Let's call an ordered pair of nodes $$$(u, v)$$$ in a directed graph unidirectional if $$$u \neq v$$$, there exists a path from $$$u$$$ to $$$v$$$, and there are no paths from $$$v$$$ to $$$u$$$.
A directed graph is called $$$p$$$-reachable if it contains exactly $$$p$$$ ordered pairs of nodes $$$(u, v)$$$ such that $$$u < v$$$ and $$$u$$$ and $$$v$$$ are reachable from each other. Find the minimum number of nodes required to create a $$$p$$$-reachable directed graph.

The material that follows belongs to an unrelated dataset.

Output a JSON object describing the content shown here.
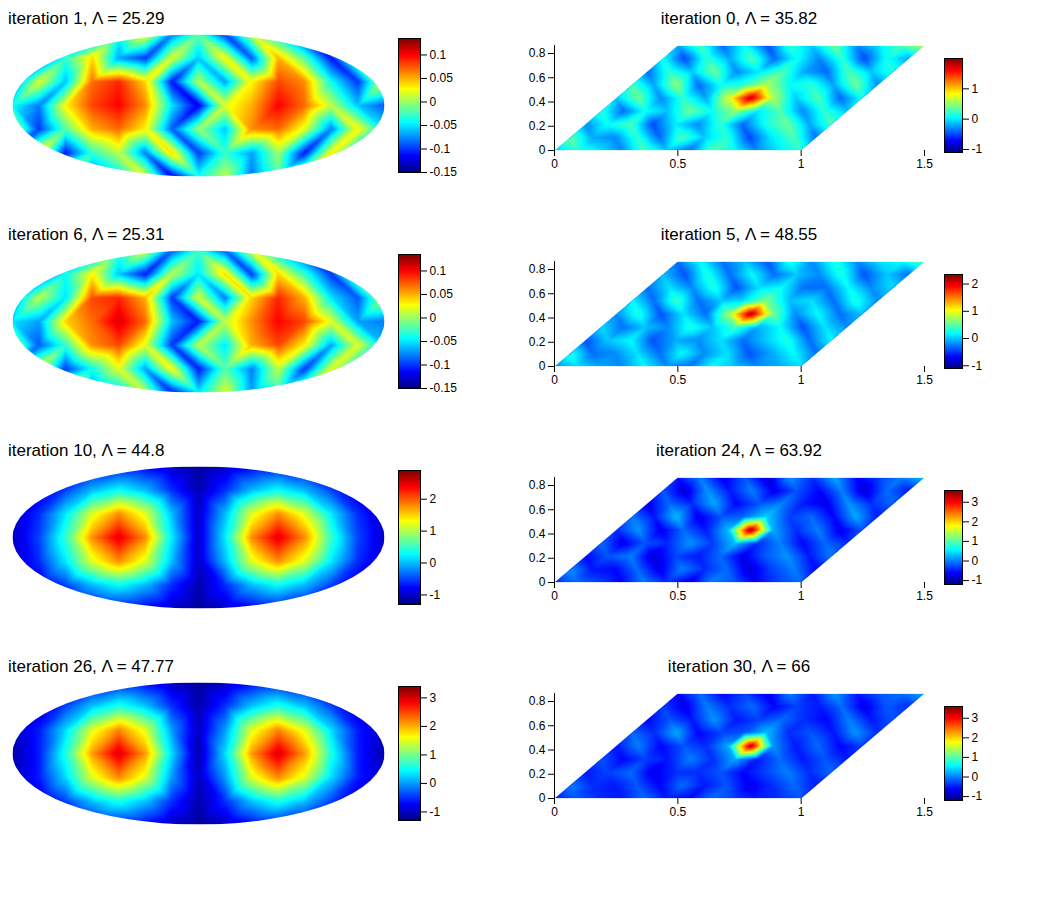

Also, among all such $$$p$$$-reachable directed graphs with the minimum number of nodes, let $$$G$$$ denote a graph which maximizes the number of unidirectional pairs of nodes. Find this number.
The first and only line contains a single integer $$$p$$$ ($$$0 \le p \le 2 \cdot 10^5$$$) — the number of ordered pairs of nodes.
Print a single line containing two integers — the minimum number of nodes required to create a $$$p$$$-reachable directed graph, and the maximum number of unidirectional pairs of nodes among all such $$$p$$$-reachable directed graphs with the minimum number of nodes.
3
3 0
4
5 6
0
0 0
In the first test case, the minimum number of nodes required to create a $$$3$$$-reachable directed graph is $$$3$$$. Among all $$$3$$$-reachable directed graphs with $$$3$$$ nodes, the following graph $$$G$$$ is one of the graphs with the maximum number of unidirectional pairs of nodes, which is $$$0$$$.